Asymmetrical mass ejection from proto-white dwarfs and the formation of eccentric millisecond pulsar binaries

TL;DR

This paper proposes a new model where asymmetrical mass ejection from proto-white dwarfs during thermonuclear flashes imparts kicks that can explain the observed eccentricities in millisecond pulsar binaries, challenging previous theories.

Contribution

It introduces a novel mechanism involving asymmetrical mass ejection from proto-WDs to account for eccentric millisecond pulsar binaries, addressing uncertainties in prior models.

Findings

Simulations show kicks of a few km/s can produce observed eccentricities.

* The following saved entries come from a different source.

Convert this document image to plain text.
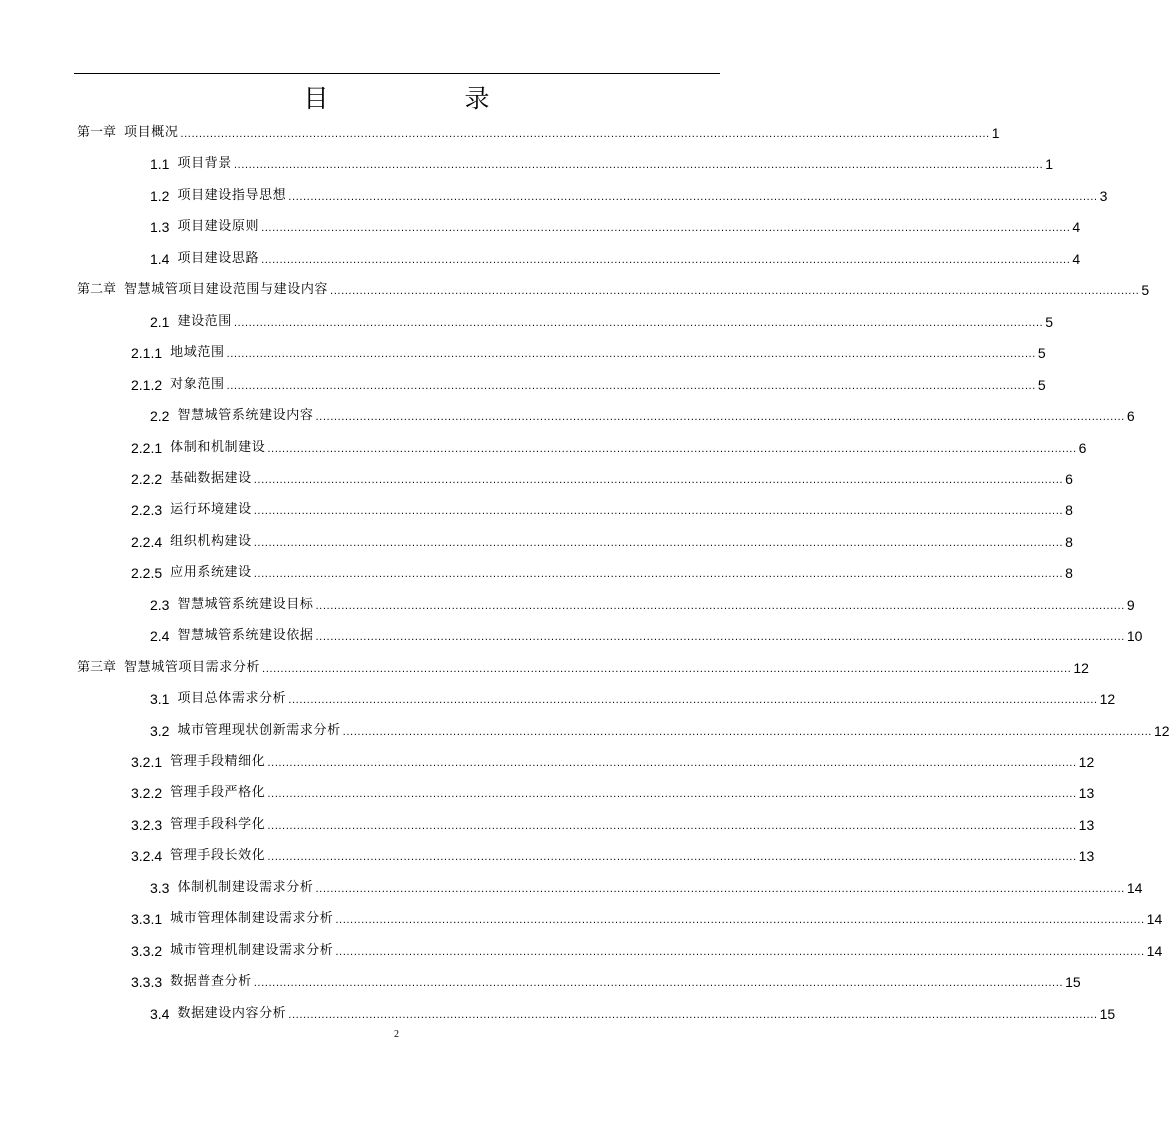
目 录
第一章 项目概况 ............................................................................................................................................................................................................................ 1
1.1 项目背景 ............................................................................................................................................................................................................................ 1
1.2 项目建设指导思想 ............................................................................................................................................................................................................................ 3
1.3 项目建设原则 ............................................................................................................................................................................................................................ 4
1.4 项目建设思路 ............................................................................................................................................................................................................................ 4
第二章 智慧城管项目建设范围与建设内容 ............................................................................................................................................................................................................................ 5
2.1 建设范围 ............................................................................................................................................................................................................................ 5
2.1.1 地域范围 ............................................................................................................................................................................................................................ 5
2.1.2 对象范围 ............................................................................................................................................................................................................................ 5
2.2 智慧城管系统建设内容 ............................................................................................................................................................................................................................ 6
2.2.1 体制和机制建设 ............................................................................................................................................................................................................................ 6
2.2.2 基础数据建设 ............................................................................................................................................................................................................................ 6
2.2.3 运行环境建设 ............................................................................................................................................................................................................................ 8
2.2.4 组织机构建设 ............................................................................................................................................................................................................................ 8
2.2.5 应用系统建设 ............................................................................................................................................................................................................................ 8
2.3 智慧城管系统建设目标 ............................................................................................................................................................................................................................ 9
2.4 智慧城管系统建设依据 ............................................................................................................................................................................................................................ 10
第三章 智慧城管项目需求分析 ............................................................................................................................................................................................................................ 12
3.1 项目总体需求分析 ............................................................................................................................................................................................................................ 12
3.2 城市管理现状创新需求分析 ............................................................................................................................................................................................................................ 12
3.2.1 管理手段精细化 ............................................................................................................................................................................................................................ 12
3.2.2 管理手段严格化 ............................................................................................................................................................................................................................ 13
3.2.3 管理手段科学化 ............................................................................................................................................................................................................................ 13
3.2.4 管理手段长效化 ............................................................................................................................................................................................................................ 13
3.3 体制机制建设需求分析 ............................................................................................................................................................................................................................ 14
3.3.1 城市管理体制建设需求分析 ............................................................................................................................................................................................................................ 14
3.3.2 城市管理机制建设需求分析 ............................................................................................................................................................................................................................ 14
3.3.3 数据普查分析 ............................................................................................................................................................................................................................ 15
3.4 数据建设内容分析 ............................................................................................................................................................................................................................ 15
2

The model aligns with observed eccentricities without requiring circumbinary disks.

It offers an alternative explanation to accretion-induced collapse and other theories.

Abstract

Binary millisecond pulsars (MSPs) are believed to have descended from low-mass X-ray binaries (LMXBs), which have experienced substantial mass transfer and tidal circularization. Therefore, they should have very circular orbits. However, the discovery of several eccentric binary MSPs (with eccentricity $e\sim 0.01-0.1$) challenges this standard picture. Three models have been proposed thus far based on accretion-induced collapse of massive white dwarfs (WDs), neutron star-strange star transition, and formation of circumbinary disks. All of them are subject to various uncertainties, and are not entirely consistent with observations. Here we propose an alternative model taking into account the influence of thermonuclear flashes on proto-WDs. We assume that the flashes lead to asymmetrical mass ejection, which imparts a mild kick on the proto-WDs. By simulating orbital changes of binary MSPs with multiple shell flashes, we show that it is possible to reproduce the observed eccentricities, provided that the kick velocities are around a few kms$^{-1}$.